Countdown to safety

THE WISDOM of public cautioning does work sometimes. Japan recently decided to gear down its controversial fast-breeder reactor programme, dogged by doomsayers both within the country and without.

In its bid to make the country less dependent on oil imports, the Japanese government had come up with a plan to replace its conventional nuclear reactors, which now provide most of Japan's energy, with fast-breeder reactors that can re-use plutonium.

The international community, chary of promises of pacifism and with World War II as a backdrop, feels that Japan is treading dangerous ground.
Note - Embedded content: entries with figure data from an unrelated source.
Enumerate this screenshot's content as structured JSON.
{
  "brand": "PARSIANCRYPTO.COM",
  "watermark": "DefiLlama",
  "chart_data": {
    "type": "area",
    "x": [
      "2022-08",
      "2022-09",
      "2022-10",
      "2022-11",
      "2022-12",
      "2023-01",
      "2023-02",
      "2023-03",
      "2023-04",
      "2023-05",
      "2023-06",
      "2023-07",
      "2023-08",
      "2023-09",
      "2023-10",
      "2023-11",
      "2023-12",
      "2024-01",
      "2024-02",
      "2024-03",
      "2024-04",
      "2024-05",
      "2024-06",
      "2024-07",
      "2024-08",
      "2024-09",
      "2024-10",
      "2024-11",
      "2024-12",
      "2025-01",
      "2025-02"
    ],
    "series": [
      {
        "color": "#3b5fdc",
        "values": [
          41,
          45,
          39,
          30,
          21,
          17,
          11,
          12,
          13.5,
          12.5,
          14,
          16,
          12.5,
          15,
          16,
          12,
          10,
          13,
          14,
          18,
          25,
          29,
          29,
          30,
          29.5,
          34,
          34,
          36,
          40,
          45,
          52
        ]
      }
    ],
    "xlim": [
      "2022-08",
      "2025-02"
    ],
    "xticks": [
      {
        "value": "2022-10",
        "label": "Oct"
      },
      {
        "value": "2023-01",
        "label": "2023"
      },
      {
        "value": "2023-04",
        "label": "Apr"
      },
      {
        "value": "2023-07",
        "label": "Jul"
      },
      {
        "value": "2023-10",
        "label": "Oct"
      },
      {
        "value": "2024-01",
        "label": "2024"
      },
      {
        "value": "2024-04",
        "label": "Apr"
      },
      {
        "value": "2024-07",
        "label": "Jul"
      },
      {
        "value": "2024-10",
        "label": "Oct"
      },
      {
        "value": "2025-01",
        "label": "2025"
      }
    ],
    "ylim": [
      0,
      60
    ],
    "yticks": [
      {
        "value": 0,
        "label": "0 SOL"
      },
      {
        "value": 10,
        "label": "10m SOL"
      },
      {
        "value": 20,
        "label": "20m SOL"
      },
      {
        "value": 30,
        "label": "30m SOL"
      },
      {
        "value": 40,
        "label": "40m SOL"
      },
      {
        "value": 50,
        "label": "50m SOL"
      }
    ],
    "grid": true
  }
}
Critics warn that it fast-breeder reactors will create surplus plutonium that could well be used to produce weapons on the sly.

The Diet, the Japanese parliament, was itself sharply divided on the issue. Some parties in the 7-party coalition ministry vehemently rooted for the dismantling of the fast-breeder reactor programme, while others -- like the revivalist Japan Renewal Party -- were in favour of continuing it, and damn the consequences.
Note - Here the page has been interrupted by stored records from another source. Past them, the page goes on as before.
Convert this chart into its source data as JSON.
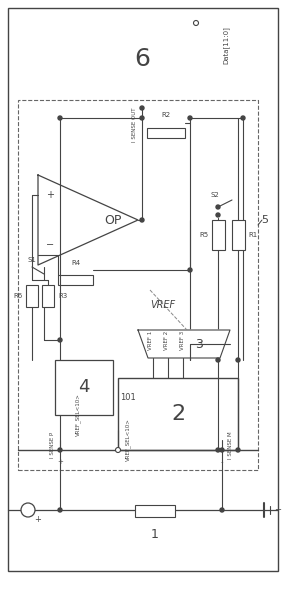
{
  "fig_w": 2.86,
  "fig_h": 5.91,
  "dpi": 100,
  "lc": "#444444",
  "lc_dash": "#666666",
  "block6_label": "6",
  "block2_label": "2",
  "block3_label": "3",
  "block4_label": "4",
  "label_op": "OP",
  "label_r2": "R2",
  "label_r3": "R3",
  "label_r6": "R6",
  "label_r5": "R5",
  "label_r1": "R1",
  "label_r4": "R4",
  "label_s1": "S1",
  "label_s2": "S2",
  "label_vref": "VREF",
  "label_5": "5",
  "label_1": "1",
  "label_plus": "+",
  "label_minus": "-",
  "data_label": "Data[11:0]",
  "i_sense_out": "I SENSE OUT",
  "i_sense_p": "I SENSE P",
  "i_sense_m": "I SENSE M",
  "vref_sel": "VREF_SEL<10>",
  "vref_1": "VREF 1",
  "vref_2": "VREF 2",
  "vref_3": "VREF 3",
  "label_101": "101"
}
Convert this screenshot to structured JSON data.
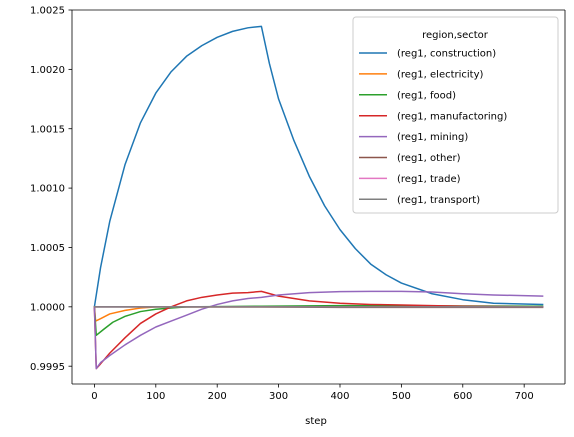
{
  "chart_data": {
    "type": "line",
    "title": "",
    "xlabel": "step",
    "ylabel": "",
    "xlim": [
      -36.5,
      766.5
    ],
    "ylim": [
      0.99935,
      1.0025
    ],
    "xticks": [
      0,
      100,
      200,
      300,
      400,
      500,
      600,
      700
    ],
    "xtick_labels": [
      "0",
      "100",
      "200",
      "300",
      "400",
      "500",
      "600",
      "700"
    ],
    "yticks": [
      0.9995,
      1.0,
      1.0005,
      1.001,
      1.0015,
      1.002,
      1.0025
    ],
    "ytick_labels": [
      "0.9995",
      "1.0000",
      "1.0005",
      "1.0010",
      "1.0015",
      "1.0020",
      "1.0025"
    ],
    "grid": false,
    "legend": {
      "title": "region,sector",
      "placement": "top-right"
    },
    "series": [
      {
        "name": "(reg1, construction)",
        "color": "#1f77b4",
        "points": [
          [
            0,
            1.0
          ],
          [
            10,
            1.00033
          ],
          [
            25,
            1.00072
          ],
          [
            50,
            1.0012
          ],
          [
            75,
            1.00155
          ],
          [
            100,
            1.0018
          ],
          [
            125,
            1.00198
          ],
          [
            150,
            1.00211
          ],
          [
            175,
            1.0022
          ],
          [
            200,
            1.00227
          ],
          [
            225,
            1.00232
          ],
          [
            250,
            1.00235
          ],
          [
            272,
            1.002362
          ],
          [
            285,
            1.00205
          ],
          [
            300,
            1.00175
          ],
          [
            325,
            1.0014
          ],
          [
            350,
            1.0011
          ],
          [
            375,
            1.00085
          ],
          [
            400,
            1.00065
          ],
          [
            425,
            1.00049
          ],
          [
            450,
            1.00036
          ],
          [
            475,
            1.00027
          ],
          [
            500,
            1.0002
          ],
          [
            550,
            1.00011
          ],
          [
            600,
            1.00006
          ],
          [
            650,
            1.00003
          ],
          [
            730,
            1.00002
          ]
        ]
      },
      {
        "name": "(reg1, electricity)",
        "color": "#ff7f0e",
        "points": [
          [
            0,
            1.0
          ],
          [
            2,
            0.99988
          ],
          [
            10,
            0.9999
          ],
          [
            25,
            0.99994
          ],
          [
            50,
            0.99997
          ],
          [
            75,
            0.99999
          ],
          [
            100,
            1.0
          ],
          [
            150,
            1.0
          ],
          [
            272,
            1.0
          ],
          [
            400,
            1.0
          ],
          [
            730,
            1.0
          ]
        ]
      },
      {
        "name": "(reg1, food)",
        "color": "#2ca02c",
        "points": [
          [
            0,
            1.0
          ],
          [
            3,
            0.99976
          ],
          [
            15,
            0.99981
          ],
          [
            30,
            0.99987
          ],
          [
            50,
            0.99992
          ],
          [
            75,
            0.99996
          ],
          [
            100,
            0.99998
          ],
          [
            125,
            0.99999
          ],
          [
            150,
            1.0
          ],
          [
            272,
            1.000005
          ],
          [
            400,
            1.00001
          ],
          [
            730,
            1.000005
          ]
        ]
      },
      {
        "name": "(reg1, manufactoring)",
        "color": "#d62728",
        "points": [
          [
            0,
            1.0
          ],
          [
            3,
            0.99948
          ],
          [
            10,
            0.99952
          ],
          [
            25,
            0.99961
          ],
          [
            50,
            0.99974
          ],
          [
            75,
            0.99986
          ],
          [
            100,
            0.99994
          ],
          [
            125,
            1.0
          ],
          [
            150,
            1.00005
          ],
          [
            175,
            1.00008
          ],
          [
            200,
            1.0001
          ],
          [
            225,
            1.000115
          ],
          [
            250,
            1.00012
          ],
          [
            272,
            1.00013
          ],
          [
            300,
            1.00009
          ],
          [
            325,
            1.00007
          ],
          [
            350,
            1.00005
          ],
          [
            400,
            1.00003
          ],
          [
            450,
            1.00002
          ],
          [
            500,
            1.000015
          ],
          [
            600,
            1.000005
          ],
          [
            730,
            1.0
          ]
        ]
      },
      {
        "name": "(reg1, mining)",
        "color": "#9467bd",
        "points": [
          [
            0,
            1.0
          ],
          [
            3,
            0.99948
          ],
          [
            10,
            0.99953
          ],
          [
            25,
            0.99959
          ],
          [
            50,
            0.99968
          ],
          [
            75,
            0.99976
          ],
          [
            100,
            0.99983
          ],
          [
            125,
            0.99988
          ],
          [
            150,
            0.99993
          ],
          [
            175,
            0.99998
          ],
          [
            200,
            1.00002
          ],
          [
            225,
            1.00005
          ],
          [
            250,
            1.00007
          ],
          [
            272,
            1.00008
          ],
          [
            300,
            1.0001
          ],
          [
            350,
            1.00012
          ],
          [
            400,
            1.000128
          ],
          [
            450,
            1.00013
          ],
          [
            500,
            1.00013
          ],
          [
            550,
            1.000125
          ],
          [
            600,
            1.00011
          ],
          [
            650,
            1.0001
          ],
          [
            730,
            1.00009
          ]
        ]
      },
      {
        "name": "(reg1, other)",
        "color": "#8c564b",
        "points": [
          [
            0,
            1.0
          ],
          [
            100,
            1.0
          ],
          [
            272,
            1.0
          ],
          [
            400,
            0.999995
          ],
          [
            730,
            0.999995
          ]
        ]
      },
      {
        "name": "(reg1, trade)",
        "color": "#e377c2",
        "points": [
          [
            0,
            1.0
          ],
          [
            100,
            1.0
          ],
          [
            272,
            1.0
          ],
          [
            730,
            1.0
          ]
        ]
      },
      {
        "name": "(reg1, transport)",
        "color": "#7f7f7f",
        "points": [
          [
            0,
            1.0
          ],
          [
            100,
            1.0
          ],
          [
            272,
            1.0
          ],
          [
            730,
            1.0
          ]
        ]
      }
    ]
  }
}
Japanese prime minister Morihiro Hosakawa seems to have opted for a compromise -- slowing down but not scuttling the plutonium-based programme. The country's Science and Technology Agency (STA) is rescheduling its plans to achieve self-sufficiency in the processing of spent reactor fuel, which yields plutonium as a by-product. While the reprocessing plant currently under construction at Rokkasho-mura in the Aomori prefecture will begin operating by 2002, the second unit that was to start functioning by 2010 will not be ready till 2030.

Hosakawa is obviously keen to avoid any further controversies. He has appointed as director-general of STA one of his relatively non-controversial colleagues, Satsuki Eda, a moderate Left-winger who heads the United Socialist Democratic Federation.

On his part, Eda has hastened to dispel the misgivings of the international community. "We must reduce our dependence on imported oil," he told the Far Eastern Economic Review. "But at the same time, we must avoid becoming obsessed with nuclear power."